Neighborhoods under threat, say homeowners

| October 26, 2023 | 0 Comments

Los Angeles’ residential, tree-lined streets have long been a treasured part of our city.

But, according to local homeowners groups, those streets are under threat by a state-mandated City of Los Angeles rezoning plan that would allow construction of four- to five-story buildings next to single-family homes.

Under its draft plan, the city is proposing to accommodate construction on a 1.4-million-parcel “inventory of potential sites,” from which the City Planning Department says it will choose a much smaller number of properties to rezone to help deal with a housing shortage.

The inventory includes parcels on residential streets and commercial corridors, according to the Planning Dept.’s draft “Plan to House LA” — the city’s title for the state-mandated housing element of the city’s General Plan.

That mandate, planned for 2021 to 2029, requires zoning capacity for an additional 255,432 housing units to be part of City of Los Angeles-adopted law by February 2025.

Target locations

The draft housing element includes a “Candidate Sites Inventory” in its Appendix 4.7. According to an email to the Chronicle from a City Planning Dept. spokesman, “This list was always intended to serve as an inventory of potential sites for rezoning consideration and not a final list of sites that would be rezoned.”

But neighborhood groups are on high alert.

“It’s baffling,” Cindy Chvatal-Keane, Hancock Park Homeowners Association (HPHOA) president, said of the housing plan.

Larchmont Village
Sycamore Square,
La Brea Hancock, Brookside

Neighborhoods most likely impacted in our area include the areas of the Larchmont Village Neighborhood Association north of Beverly Boulevard plus Sycamore Square, La Brea Hancock and Brookside — areas which are identified as Transit-Oriented Communities (TOC).

“Wouldn’t it be better to build [high-rise buildings] along La Brea [than on residential streets]?,” asks Chvatal-Keane.

“If you’re not okay with the fact that a four- to six-story building can be built next to your house, you need to tell your elected official,” Chvatal added. “We don’t want to be at the mercy of developers.”

The HPHOA has joined the Miracle Mile Residential and Windsor Square associations in an email campaign telling their members to “Act Now!
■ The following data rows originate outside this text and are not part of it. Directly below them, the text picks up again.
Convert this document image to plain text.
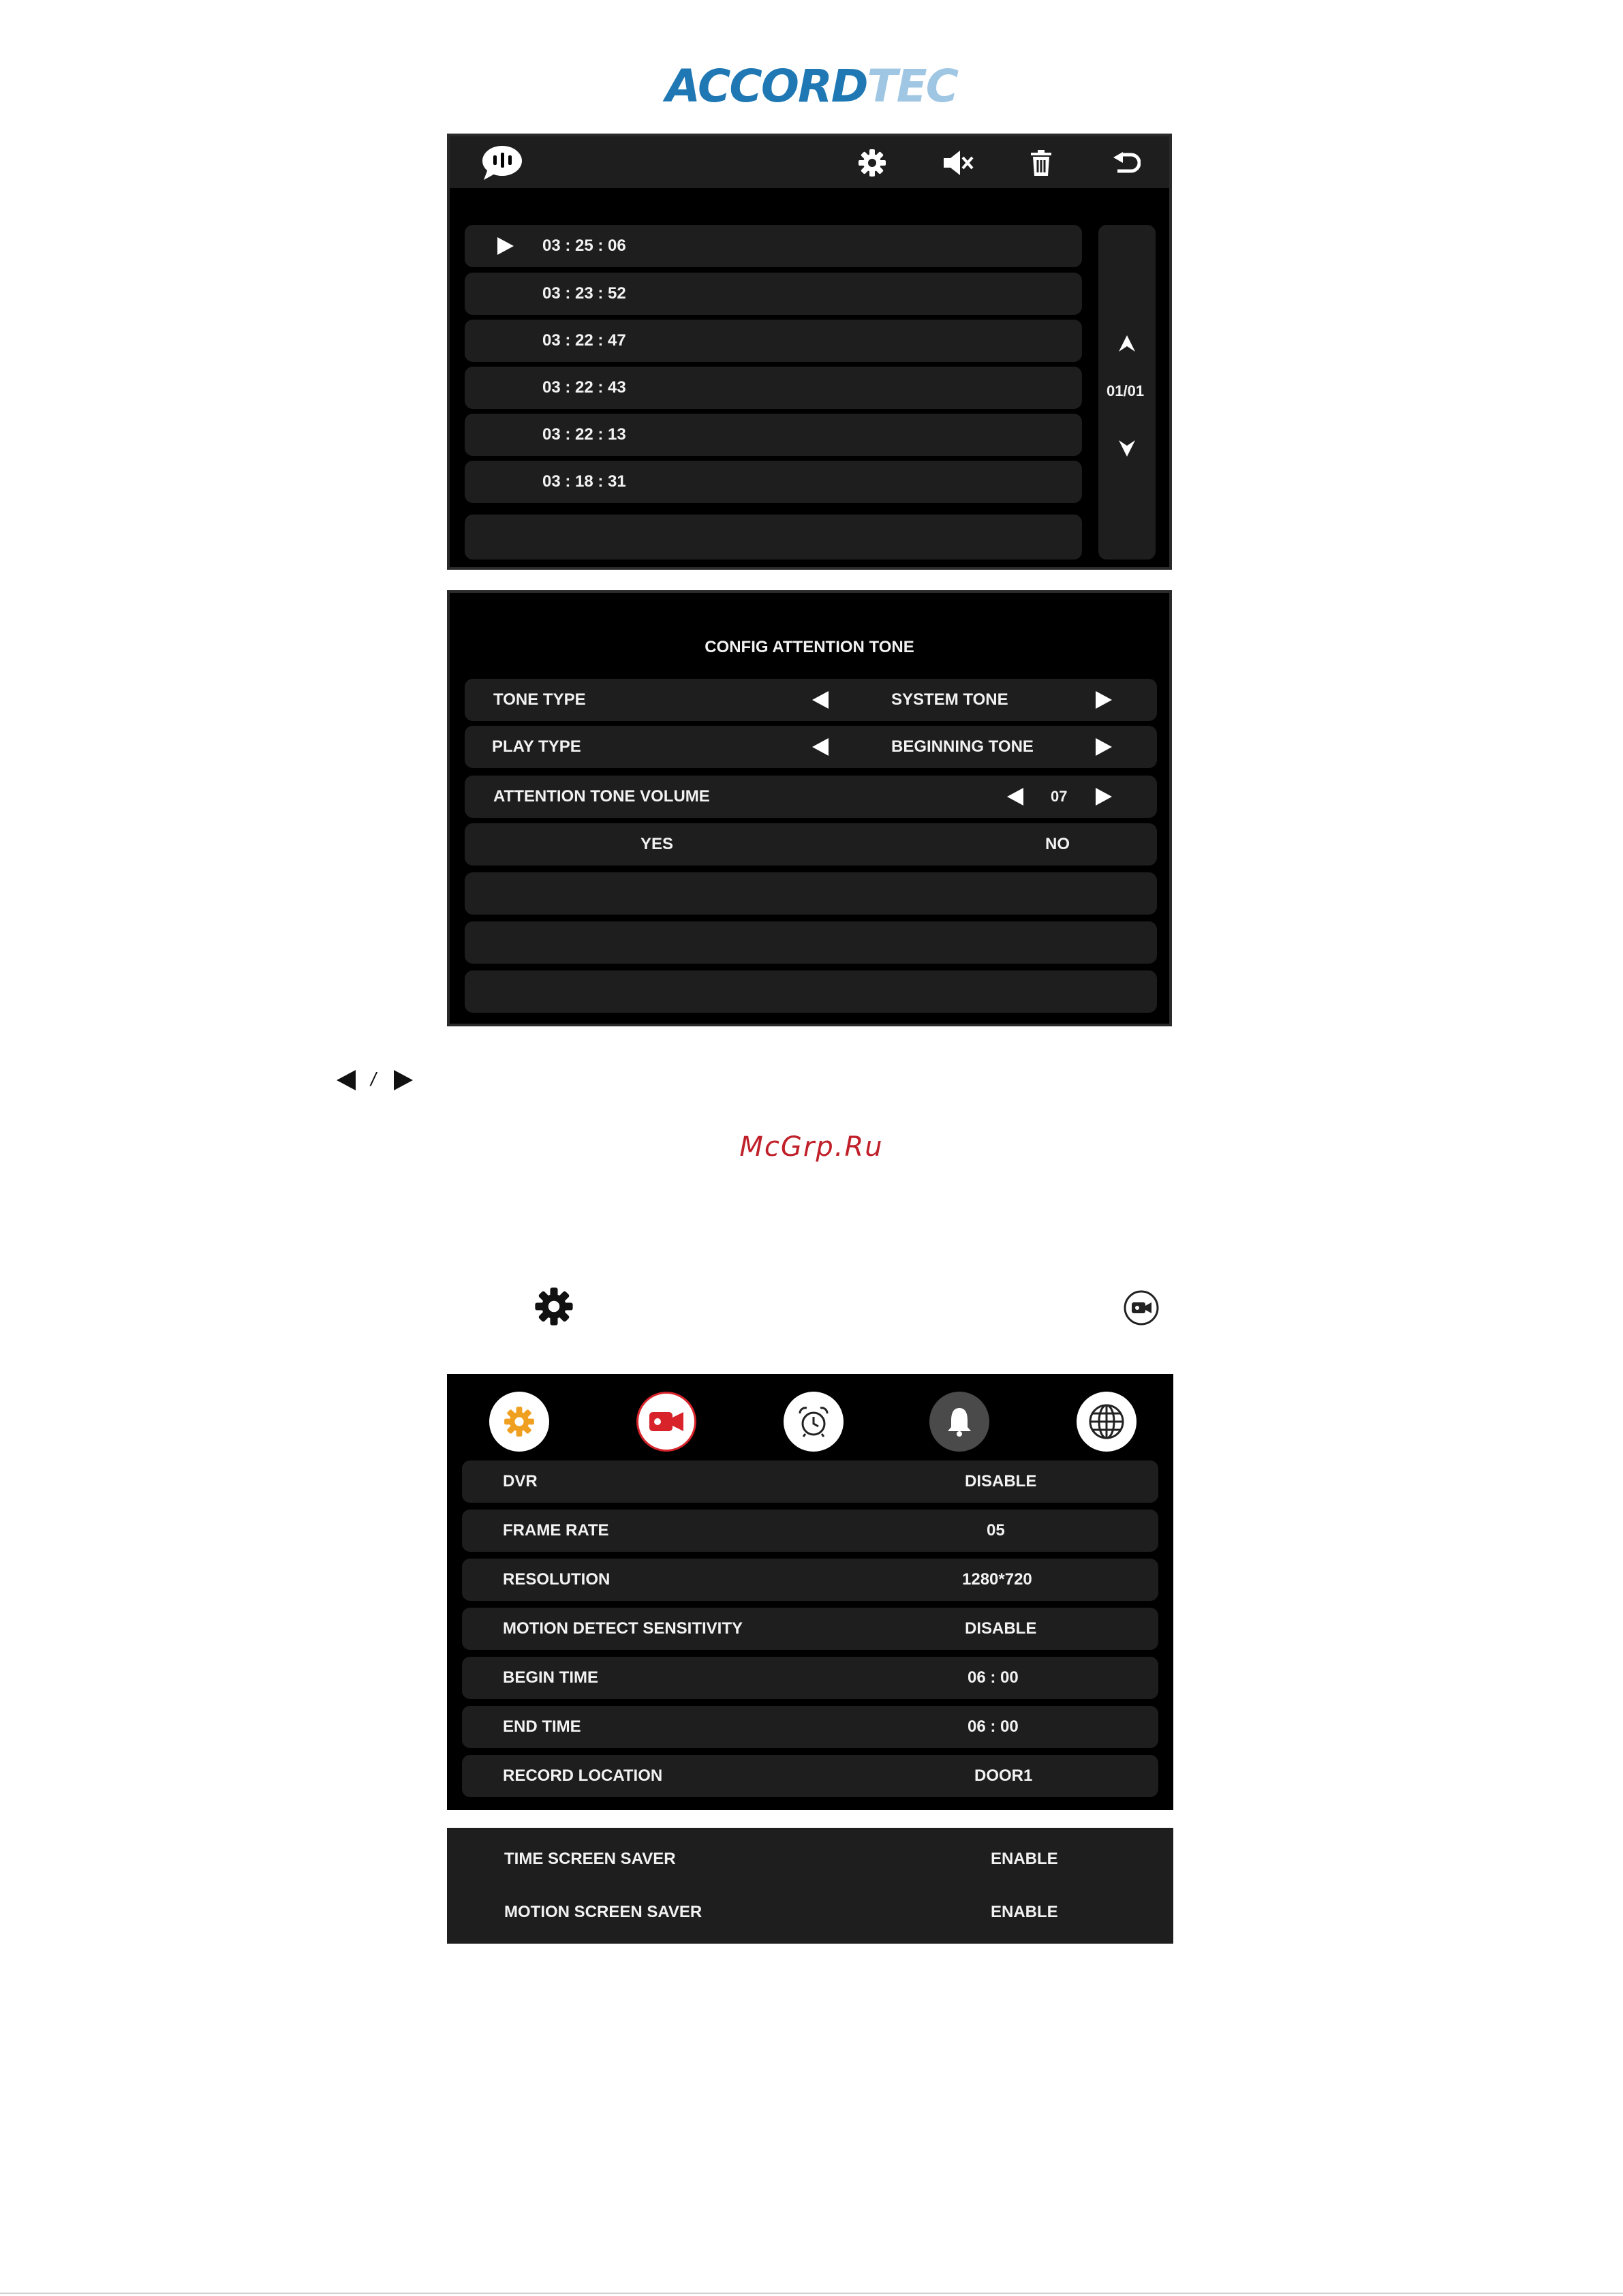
ACCORDTEC
03 : 25 : 06
03 : 23 : 52
03 : 22 : 47
03 : 22 : 43
03 : 22 : 13
03 : 18 : 31
01/01
CONFIG ATTENTION TONE
TONE TYPE	SYSTEM TONE
PLAY TYPE	BEGINNING TONE
ATTENTION TONE VOLUME	07
YES	NO
/
McGrp.Ru
DVR	DISABLE
FRAME RATE	05
RESOLUTION	1280*720
MOTION DETECT SENSITIVITY	DISABLE
BEGIN TIME	06 : 00
END TIME	06 : 00
RECORD LOCATION	DOOR1
TIME SCREEN SAVER	ENABLE
MOTION SCREEN SAVER	ENABLE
Save Our Neighborhoods!” to encourage residents to write their elected officials.

The local neighborhood groups have joined forces with United Neighbors, a statewide coalition of renters, homeowners and community organizations that seeks “equitable and fair housing for all, and the right for all residents to come together to find thoughtful and effective solutions,” Chvatal-Keane told us.

Chvatal-Keane has met with members of the state legislature, city council and the city’s planning department subsequent to the city unveiling the housing plan in 2021. All along, she said, she has been “giving [the city] the benefit of the doubt and expecting they’ll follow through… take action… and that hasn’t happened.”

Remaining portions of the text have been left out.